Think for a moment about your time in the in the pew, what has changed over the years? What are traditions that you miss? What are traditions that you might be glad they are gone? I think often we think of Christianity as fixed, but the reality is there has been an ongoing undercurrent of cultural change, because the goal for our faith is to speak into the culture.  For example, I think many of us would probably assume that as Presbyterians we have always celebrated Christmas in a similar way for centuries.  The reality is the holiday was very controversial mostly for its connections to Catholicism and the 12 days of Christmas feasting and drinking that were associated with it.  John Calvin was actually pretty mixed on the practice. He strongly disliked the feasting and discouraged people from participating in that exuberance. But he was profoundly attached to reflecting on the nativity. He would set aside his regular preaching practice to hold sermons on the nativity. Many reformed congregations did not celebrate the holiday and if they did it was often moved to the closest Sunday. Calvin felt that it was a matter of Christian liberty and while in the city of Geneva he encouraged people to observe the holy day in the morning and then allow the shops to be open in the afternoon. However, after Calvin’s death other reformers were not as hospitable to the practice, and it was banned in Geneva and in 1640 Scottish Presbyterians abolished in Scotland. [2]  In the Massachusetts Bay Colony you could be charged with disturbing the peace for celebrating it.  Presbyterians in Philadelphia only began to adopt the holiday again when pastors started to see members of their own congregations attending Anglican Churches on Christmas day[3]. I don’t tell you this to dampen your spirits or lessen the impact of celebrating the birth of Christ. I tell you this because I think at times the church has gotten confused on its role, confused about what is important and it has led to people moving away from the church. I also believe what the Gospel of John is telling this day is the most important.

The gospel tells us that the Word has become flesh and lives among us. Another way to understand this is God pitched a tent and moved, purposeful imagery remind us of when God’s people were traveling through the desert, or as The Message translation says, “God moved into the neighborhood”. God did not stay distant , remote and isolated; in Jesus, God chose human weakness, confusion, and pain. God also chose to know joy, happiness, loss, love, grief, and to experience death.

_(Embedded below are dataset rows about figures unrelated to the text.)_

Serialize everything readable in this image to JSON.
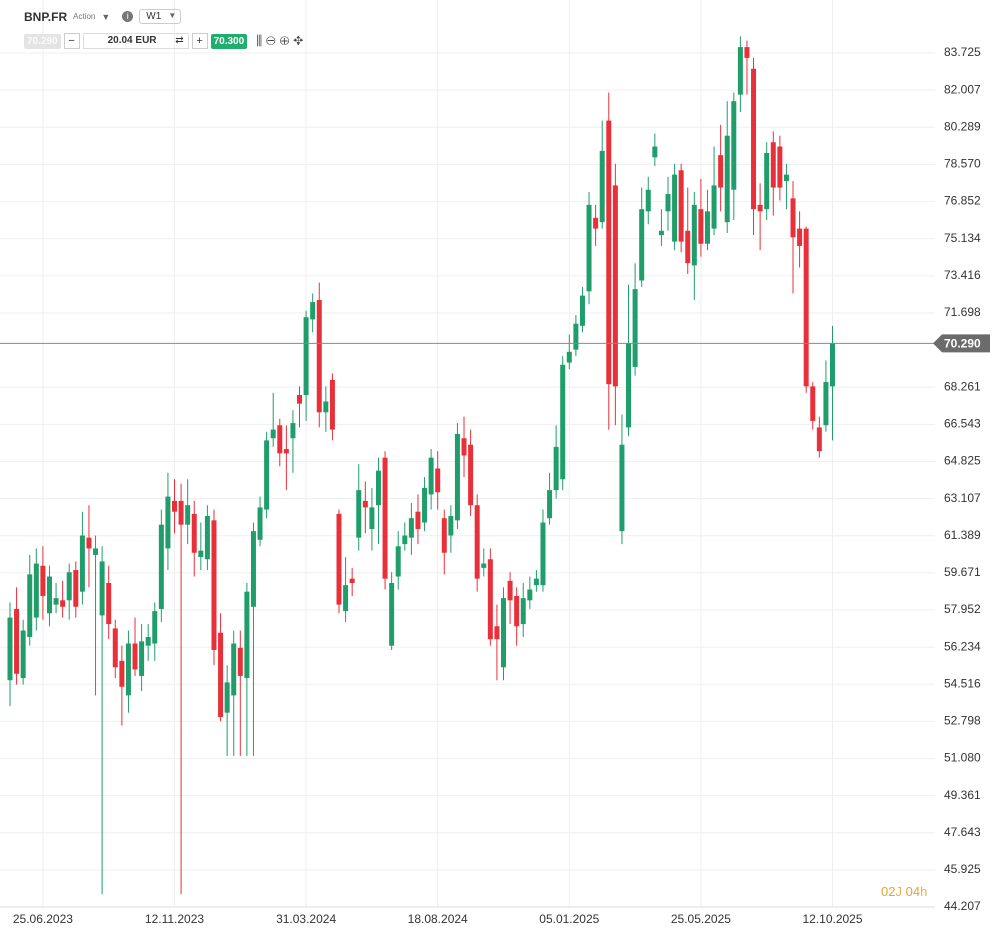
{
  "ui": {
    "symbol": "BNP.FR",
    "asset_type": "Action",
    "timeframe": "W1",
    "sell_price": "70.290",
    "quantity": "20.04 EUR",
    "buy_price": "70.300",
    "countdown": {
      "days": "02",
      "day_unit": "J",
      "hours": "04",
      "hour_unit": "h"
    }
  },
  "chart_data": {
    "type": "candlestick",
    "up_color": "#1f9e6b",
    "down_color": "#e8303a",
    "grid": true,
    "ylim": [
      44.207,
      86.18
    ],
    "yticks": [
      83.725,
      82.007,
      80.289,
      {
        "value": 78.57,
        "label": "78.570"
      },
      76.852,
      75.134,
      73.416,
      71.698,
      68.261,
      66.543,
      64.825,
      63.107,
      61.389,
      59.671,
      57.952,
      56.234,
      54.516,
      52.798,
      {
        "value": 51.08,
        "label": "51.080"
      },
      49.361,
      47.643,
      45.925,
      44.207
    ],
    "last_price": {
      "value": 70.29,
      "label": "70.290"
    },
    "categories": [
      null,
      null,
      null,
      null,
      null,
      "25.06.2023",
      null,
      null,
      null,
      null,
      null,
      null,
      null,
      null,
      null,
      null,
      null,
      null,
      null,
      null,
      null,
      null,
      null,
      null,
      null,
      "12.11.2023",
      null,
      null,
      null,
      null,
      null,
      null,
      null,
      null,
      null,
      null,
      null,
      null,
      null,
      null,
      null,
      null,
      null,
      null,
      null,
      "31.03.2024",
      null,
      null,
      null,
      null,
      null,
      null,
      null,
      null,
      null,
      null,
      null,
      null,
      null,
      null,
      null,
      null,
      null,
      null,
      null,
      "18.08.2024",
      null,
      null,
      null,
      null,
      null,
      null,
      null,
      null,
      null,
      null,
      null,
      null,
      null,
      null,
      null,
      null,
      null,
      null,
      null,
      "05.01.2025",
      null,
      null,
      null,
      null,
      null,
      null,
      null,
      null,
      null,
      null,
      null,
      null,
      null,
      null,
      null,
      null,
      null,
      null,
      null,
      "25.05.2025",
      null,
      null,
      null,
      null,
      null,
      null,
      null,
      null,
      null,
      null,
      null,
      null,
      null,
      null,
      null,
      null,
      null,
      null,
      null,
      "12.10.2025"
    ],
    "open": [
      54.7,
      58.0,
      54.8,
      56.7,
      57.6,
      60.0,
      57.8,
      58.2,
      58.4,
      58.4,
      59.8,
      58.8,
      61.3,
      60.5,
      57.7,
      59.2,
      57.1,
      55.6,
      54.0,
      56.4,
      54.9,
      56.3,
      56.4,
      58.0,
      60.8,
      63.0,
      63.0,
      61.9,
      62.4,
      60.4,
      60.3,
      62.1,
      56.9,
      53.2,
      54.0,
      56.2,
      54.8,
      58.1,
      61.2,
      62.6,
      65.9,
      66.5,
      65.4,
      65.9,
      67.9,
      67.9,
      71.4,
      72.3,
      67.1,
      68.6,
      62.4,
      57.9,
      59.4,
      61.3,
      63.0,
      61.7,
      62.8,
      65.0,
      56.3,
      59.5,
      61.0,
      61.3,
      62.5,
      62.0,
      63.3,
      64.5,
      62.2,
      61.4,
      62.1,
      65.9,
      65.6,
      62.8,
      59.9,
      60.3,
      57.2,
      55.3,
      59.3,
      58.6,
      57.3,
      58.4,
      59.1,
      59.1,
      62.2,
      63.5,
      64.0,
      69.4,
      70.0,
      71.1,
      72.7,
      76.1,
      75.9,
      80.6,
      77.6,
      61.6,
      66.4,
      69.2,
      73.2,
      76.4,
      78.9,
      75.3,
      76.4,
      75.0,
      78.3,
      75.5,
      73.9,
      76.5,
      74.9,
      75.6,
      79.0,
      75.9,
      77.4,
      81.8,
      84.0,
      83.0,
      76.7,
      76.5,
      79.6,
      79.4,
      77.8,
      77.0,
      75.6,
      75.6,
      68.3,
      66.4,
      66.5,
      68.3
    ],
    "high": [
      58.3,
      59.0,
      57.5,
      60.5,
      60.8,
      60.9,
      60.0,
      59.2,
      59.3,
      60.1,
      60.2,
      62.5,
      62.8,
      61.4,
      60.9,
      60.0,
      57.5,
      56.3,
      57.0,
      57.6,
      57.3,
      57.3,
      58.3,
      62.6,
      64.3,
      64.0,
      63.8,
      64.0,
      63.0,
      62.0,
      62.8,
      62.6,
      57.8,
      55.4,
      57.0,
      57.0,
      59.2,
      62.0,
      63.2,
      66.2,
      68.0,
      66.8,
      66.5,
      67.2,
      68.3,
      71.8,
      72.6,
      73.1,
      68.3,
      68.9,
      62.6,
      60.4,
      59.9,
      64.7,
      63.9,
      63.6,
      65.0,
      65.3,
      59.7,
      61.6,
      62.0,
      62.9,
      63.3,
      64.1,
      65.4,
      65.3,
      62.6,
      62.8,
      66.6,
      66.9,
      66.3,
      63.3,
      60.8,
      60.8,
      58.2,
      59.0,
      59.7,
      59.0,
      59.2,
      59.5,
      59.8,
      62.6,
      64.3,
      66.5,
      69.7,
      70.7,
      71.6,
      72.9,
      77.3,
      76.7,
      80.6,
      81.9,
      78.6,
      67.0,
      73.0,
      74.0,
      77.5,
      78.0,
      80.0,
      76.5,
      78.0,
      78.6,
      78.6,
      77.5,
      77.3,
      77.9,
      77.4,
      79.4,
      80.4,
      81.5,
      81.9,
      84.5,
      84.3,
      83.5,
      77.7,
      79.6,
      80.1,
      79.9,
      78.6,
      77.8,
      76.4,
      75.7,
      68.5,
      66.9,
      69.5,
      71.1
    ],
    "low": [
      53.5,
      54.5,
      54.5,
      56.3,
      57.0,
      57.5,
      57.2,
      57.8,
      57.6,
      57.5,
      57.6,
      58.2,
      59.0,
      54.0,
      44.8,
      56.6,
      54.8,
      52.6,
      53.2,
      54.9,
      54.2,
      55.6,
      55.6,
      57.4,
      59.8,
      61.5,
      44.8,
      61.0,
      59.5,
      59.8,
      59.8,
      55.4,
      52.8,
      51.2,
      51.2,
      51.2,
      51.2,
      51.2,
      60.9,
      62.2,
      65.5,
      64.6,
      63.5,
      64.3,
      66.4,
      66.7,
      70.8,
      66.4,
      66.2,
      65.8,
      57.8,
      57.4,
      58.6,
      60.7,
      61.5,
      60.7,
      61.0,
      58.9,
      56.1,
      58.9,
      60.7,
      60.5,
      61.0,
      61.6,
      62.6,
      62.6,
      59.6,
      60.6,
      61.7,
      64.1,
      62.3,
      58.8,
      59.5,
      56.3,
      54.7,
      54.7,
      57.3,
      56.3,
      56.7,
      58.0,
      58.8,
      58.8,
      61.9,
      63.1,
      63.5,
      69.1,
      69.7,
      70.8,
      72.1,
      74.8,
      75.6,
      66.3,
      66.5,
      61.0,
      66.0,
      68.8,
      72.9,
      75.8,
      78.5,
      74.8,
      75.5,
      74.6,
      74.5,
      73.5,
      72.3,
      74.3,
      74.6,
      75.3,
      76.4,
      75.4,
      76.0,
      81.0,
      81.8,
      75.3,
      74.6,
      76.0,
      76.2,
      76.9,
      76.5,
      72.6,
      73.8,
      68.0,
      66.3,
      65.0,
      66.2,
      65.8
    ],
    "close": [
      57.6,
      55.0,
      57.0,
      59.6,
      60.1,
      58.6,
      59.5,
      58.5,
      58.1,
      59.7,
      58.1,
      61.4,
      60.8,
      60.8,
      60.2,
      57.3,
      55.3,
      54.4,
      56.4,
      55.2,
      56.5,
      56.7,
      57.9,
      61.9,
      63.2,
      62.5,
      61.9,
      62.8,
      60.6,
      60.7,
      62.3,
      56.1,
      53.0,
      54.6,
      56.4,
      54.9,
      58.8,
      61.6,
      62.7,
      65.8,
      66.3,
      65.2,
      65.2,
      66.6,
      67.5,
      71.5,
      72.2,
      67.1,
      67.6,
      66.3,
      58.2,
      59.1,
      59.2,
      63.5,
      62.7,
      62.7,
      64.4,
      59.4,
      59.2,
      60.9,
      61.4,
      62.2,
      61.7,
      63.6,
      65.0,
      63.4,
      60.6,
      62.3,
      66.1,
      65.1,
      62.8,
      59.4,
      60.1,
      56.6,
      56.6,
      58.5,
      58.4,
      57.2,
      58.5,
      58.9,
      59.4,
      62.0,
      63.5,
      65.5,
      69.3,
      69.9,
      71.2,
      72.5,
      76.7,
      75.6,
      79.2,
      68.4,
      68.3,
      65.6,
      70.3,
      72.8,
      76.5,
      77.4,
      79.4,
      75.5,
      77.2,
      78.1,
      75.0,
      74.0,
      76.7,
      74.9,
      76.4,
      77.6,
      77.5,
      79.9,
      81.5,
      84.0,
      83.5,
      76.5,
      76.4,
      79.1,
      77.5,
      77.5,
      78.1,
      75.2,
      74.8,
      68.3,
      66.7,
      65.3,
      68.5,
      70.29
    ]
  }
}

Lauren Winner in her commentary on this text says it this way: “The Incarnation is like a chef, who so loves the meal he is creating that he actually becomes a dish of mashed potatoes.  Or the Incarnation is like a master gardener that loves her roses so much that gradually converts,  her limbs and torso turn a deep green and her head turns into a  thousand silky petals; the love the gardener experiences pulls her into the soil with all the roses that she has tended for years”.[4]

That is the message of our faith that God loves us all, that God loves so much that God could not be contained. God’s love pulled him down to be with us and that is an idea to truly celebrate.